Oui, et il est temps de faire le bilan de cette militarisation de la frontière, qui coûte très cher et qui n’a aucun effet : 20 000 personnes ont traversé la Manche depuis janvier, contre 12 000 à la même période en 2024. Ces méthodes poussent encore plus les personnes à vouloir rejoindre le Royaume-Uni. Les traversées sont rendues encore plus dangereuses – embarcations surchargées, recours aux passeurs –, avec un record de 78 morts en 2024. Pourtant, d’autres solutions existent : en France, accueil digne, accompagnement à l’asile ou à l’aide sociale à l’enfance pour les mineurs non accompagnés ; en Angleterre, ouverture de voies légales depuis la France (asile, regroupement familial, travail).

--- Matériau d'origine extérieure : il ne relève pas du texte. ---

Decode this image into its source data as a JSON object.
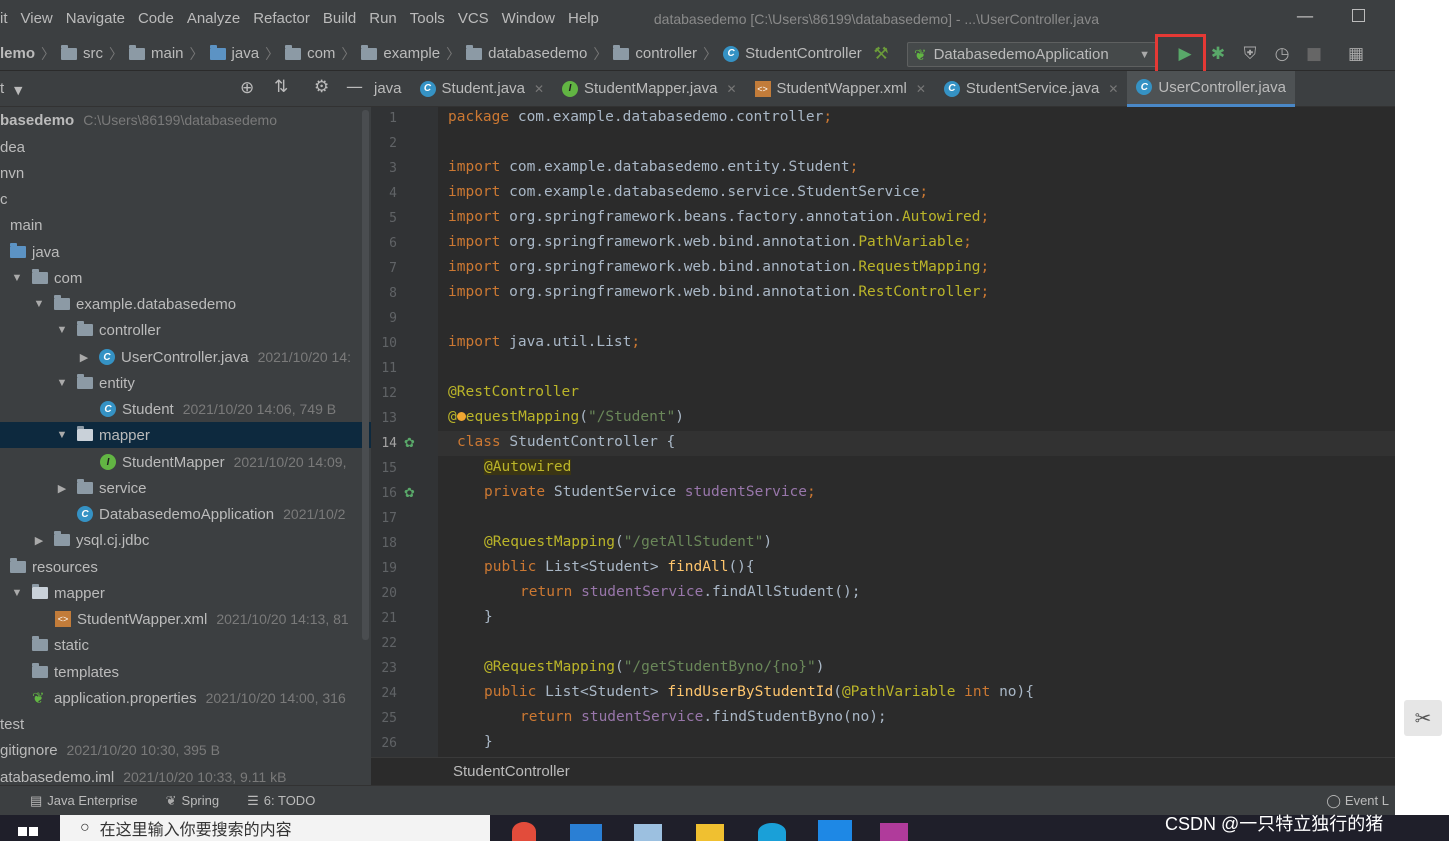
{
  "menu": [
    "it",
    "View",
    "Navigate",
    "Code",
    "Analyze",
    "Refactor",
    "Build",
    "Run",
    "Tools",
    "VCS",
    "Window",
    "Help"
  ],
  "window_title": "databasedemo [C:\\Users\\86199\\databasedemo] - ...\\UserController.java",
  "nav": {
    "crumbs": [
      "lemo",
      "src",
      "main",
      "java",
      "com",
      "example",
      "databasedemo",
      "controller",
      "StudentController"
    ],
    "run_config": "DatabasedemoApplication"
  },
  "project": {
    "header_label": "t",
    "rows": [
      {
        "text": "basedemo",
        "meta": "C:\\Users\\86199\\databasedemo"
      },
      {
        "text": "dea",
        "meta": ""
      },
      {
        "text": "nvn",
        "meta": ""
      },
      {
        "text": "c",
        "meta": ""
      },
      {
        "text": "main",
        "meta": ""
      },
      {
        "text": "java",
        "meta": ""
      },
      {
        "text": "com",
        "meta": ""
      },
      {
        "text": "example.databasedemo",
        "meta": ""
      },
      {
        "text": "controller",
        "meta": ""
      },
      {
        "text": "UserController.java",
        "meta": "2021/10/20 14:"
      },
      {
        "text": "entity",
        "meta": ""
      },
      {
        "text": "Student",
        "meta": "2021/10/20 14:06, 749 B"
      },
      {
        "text": "mapper",
        "meta": ""
      },
      {
        "text": "StudentMapper",
        "meta": "2021/10/20 14:09,"
      },
      {
        "text": "service",
        "meta": ""
      },
      {
        "text": "DatabasedemoApplication",
        "meta": "2021/10/2"
      },
      {
        "text": "ysql.cj.jdbc",
        "meta": ""
      },
      {
        "text": "resources",
        "meta": ""
      },
      {
        "text": "mapper",
        "meta": ""
      },
      {
        "text": "StudentWapper.xml",
        "meta": "2021/10/20 14:13, 81"
      },
      {
        "text": "static",
        "meta": ""
      },
      {
        "text": "templates",
        "meta": ""
      },
      {
        "text": "application.properties",
        "meta": "2021/10/20 14:00, 316"
      },
      {
        "text": "test",
        "meta": ""
      },
      {
        "text": "gitignore",
        "meta": "2021/10/20 10:30, 395 B"
      },
      {
        "text": "atabasedemo.iml",
        "meta": "2021/10/20 10:33, 9.11 kB"
      }
    ]
  },
  "tabs": [
    {
      "label": "java",
      "close": ""
    },
    {
      "label": "Student.java",
      "close": "✕"
    },
    {
      "label": "StudentMapper.java",
      "close": "✕"
    },
    {
      "label": "StudentWapper.xml",
      "close": "✕"
    },
    {
      "label": "StudentService.java",
      "close": "✕"
    },
    {
      "label": "UserController.java",
      "close": ""
    }
  ],
  "line_numbers": [
    "1",
    "2",
    "3",
    "4",
    "5",
    "6",
    "7",
    "8",
    "9",
    "10",
    "11",
    "12",
    "13",
    "14",
    "15",
    "16",
    "17",
    "18",
    "19",
    "20",
    "21",
    "22",
    "23",
    "24",
    "25",
    "26"
  ],
  "code": {
    "l1a": "package ",
    "l1b": "com.example.databasedemo.controller",
    "l3b": "com.example.databasedemo.entity.Student",
    "l4b": "com.example.databasedemo.service.StudentService",
    "l5b": "org.springframework.beans.factory.annotation.",
    "l5c": "Autowired",
    "l6b": "org.springframework.web.bind.annotation.",
    "l6c": "PathVariable",
    "l7b": "org.springframework.web.bind.annotation.",
    "l7c": "RequestMapping",
    "l8b": "org.springframework.web.bind.annotation.",
    "l8c": "RestController",
    "l10b": "java.util.List",
    "import": "import ",
    "semi": ";",
    "l12": "@RestController",
    "l13a": "@",
    "l13b": "equestMapping",
    "l13c": "(",
    "l13d": "\"/Student\"",
    "l13e": ")",
    "l14a": "class ",
    "l14b": "StudentController {",
    "l15": "@Autowired",
    "l16a": "private ",
    "l16b": "StudentService ",
    "l16c": "studentService",
    "l18a": "@RequestMapping",
    "l18b": "(",
    "l18c": "\"/getAllStudent\"",
    "l18d": ")",
    "l19a": "public ",
    "l19b": "List<Student> ",
    "l19c": "findAll",
    "l19d": "(){",
    "l20a": "return ",
    "l20b": "studentService",
    ".l20c": "",
    "l20c": ".findAllStudent();",
    "l21": "}",
    "l23a": "@RequestMapping",
    "l23b": "(",
    "l23c": "\"/getStudentByno/{no}\"",
    "l23d": ")",
    "l24a": "public ",
    "l24b": "List<Student> ",
    "l24c": "findUserByStudentId",
    "l24d": "(",
    "l24e": "@PathVariable ",
    "l24f": "int ",
    "l24g": "no){",
    "l25a": "return ",
    "l25b": "studentService",
    "l25c": ".findStudentByno(no);",
    "l26": "}"
  },
  "editor_breadcrumb": "StudentController",
  "status": {
    "java_ee": "Java Enterprise",
    "spring": "Spring",
    "todo": "6: TODO",
    "event": "Event L"
  },
  "taskbar": {
    "search_placeholder": "在这里输入你要搜索的内容"
  },
  "watermark": "CSDN @一只特立独行的猪 ​ ​"
}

Lorsque le ministre de l’intérieur, Bruno Retailleau, a déployé pendant deux jours, les 18 et 19 juin, 4 000 policiers et gendarmes pour « interpeller des clandestins », il n’y a pas eu énormément de réactions dans la société. Le périmètre de ce qui est jugé « acceptable » s’est-il élargi ?
Comment s’en étonner après des années de discours hostiles aux nouveaux venus ? Le plus frappant dans cette opération de communication, c’est la date choisie : à la veille du 20 juin, Journée mondiale des réfugiés. Le voilà, le grand tournant des dernières années : autrefois, même quand on était frileux envers la migration, on préservait l’idée de porter secours à ceux qui fuient les persécutions et la mort. Désormais, on les présente d’emblée comme indésirables, suspects, illégitimes. Choisir cette journée, qui est supposée nous faire compatir à leur sort tragique, pour lancer cette « chasse aux clandestins », c’était inscrire cette suspicion dans les esprits.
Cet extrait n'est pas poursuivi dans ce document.